Prescription medicines like zolpidem and eszopiclone can be helpful, but they are typically intended for short-term use due to potential side effects. Additionally, off-label medications, such as certain antidepressants, may be prescribed to aid sleep. Over-the-counter options, including melatonin supplements and antihistamines, are also available. Remember that sleep medications should not be the first choice for treating insomnia. 

References

American Psychiatric Association. (2013a). Diagnostic and statistical manual of mental disorders (5th ed.). Pearson.

American Psychiatric Association. (2013b). Highlights of changes from DSM-IV-TR to DSM-5https://www.psychiatry.org/File%20Library/Psychiatrists/Practice/DSM/APA_DSM_Changes_from_DSM-IV-TR_-to_DSM-5.pdf

Kaur, H., Spurling, B. C., & Bollu, P. C. (2023). Chronic insomnia. PubMed; StatPearls Publishing. https://www.ncbi.nlm.nih.gov/books/NBK526136/

Substance Abuse and Mental Health Services Administration. (2016). Table 3.36, DSM-IV to DSM-5 insomnia disorder comparison. Substance Abuse and Mental Health Services Administration (US). https://www.ncbi.nlm.nih.gov/books/NBK519704/table/ch3.t36/

Can generalized anxiety disorder cause insomnia?
Can generalized anxiety disorder cause insomnia?

Commonly asked questions

Can generalized anxiety disorder cause insomnia?

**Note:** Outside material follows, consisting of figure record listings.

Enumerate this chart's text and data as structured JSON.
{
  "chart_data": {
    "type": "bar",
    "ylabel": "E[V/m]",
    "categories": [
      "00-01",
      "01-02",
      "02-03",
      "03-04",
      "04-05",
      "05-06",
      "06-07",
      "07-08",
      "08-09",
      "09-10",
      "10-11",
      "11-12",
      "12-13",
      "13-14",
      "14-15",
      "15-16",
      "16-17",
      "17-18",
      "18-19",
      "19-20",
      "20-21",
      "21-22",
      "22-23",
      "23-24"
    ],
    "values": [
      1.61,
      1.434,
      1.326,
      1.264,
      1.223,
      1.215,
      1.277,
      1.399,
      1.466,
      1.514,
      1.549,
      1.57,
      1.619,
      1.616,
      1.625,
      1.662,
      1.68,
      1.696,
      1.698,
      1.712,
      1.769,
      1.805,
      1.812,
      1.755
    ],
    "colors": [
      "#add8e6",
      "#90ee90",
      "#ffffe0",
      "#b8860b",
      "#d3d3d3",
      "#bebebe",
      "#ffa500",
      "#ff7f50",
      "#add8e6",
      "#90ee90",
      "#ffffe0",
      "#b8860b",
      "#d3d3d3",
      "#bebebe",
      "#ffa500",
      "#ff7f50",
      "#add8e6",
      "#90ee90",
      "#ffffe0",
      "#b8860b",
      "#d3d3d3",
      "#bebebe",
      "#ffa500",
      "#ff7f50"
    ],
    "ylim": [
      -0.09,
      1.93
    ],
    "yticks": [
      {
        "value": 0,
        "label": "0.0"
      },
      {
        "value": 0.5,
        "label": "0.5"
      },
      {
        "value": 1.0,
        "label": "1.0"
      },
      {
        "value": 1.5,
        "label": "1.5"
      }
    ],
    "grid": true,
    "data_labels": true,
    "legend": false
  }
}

People with different anxiety disorders often have trouble sleeping. This includes those with generalized anxiety disorder (GAD), obsessive-compulsive disorder (OCD), and post-traumatic stress disorder (PTSD). These anxiety issues can make it hard to fall asleep, stay asleep, or get restful sleep, making their anxiety worse and affecting their daily life.

What is obstructive sleep apnea?

Obstructive sleep apnea is when the airway becomes blocked during sleep, causing an individual to stop breathing temporarily. If untreated, this can lead to loud snoring, daytime tiredness, and other health problems. Often, this sleep disorder co-exists with insomnia. 

Is insomnia linked to major depressive disorder?

Yes, insomnia is often linked to major depressive disorder and is considered its core symptom. People with depression frequently have trouble falling asleep or staying asleep.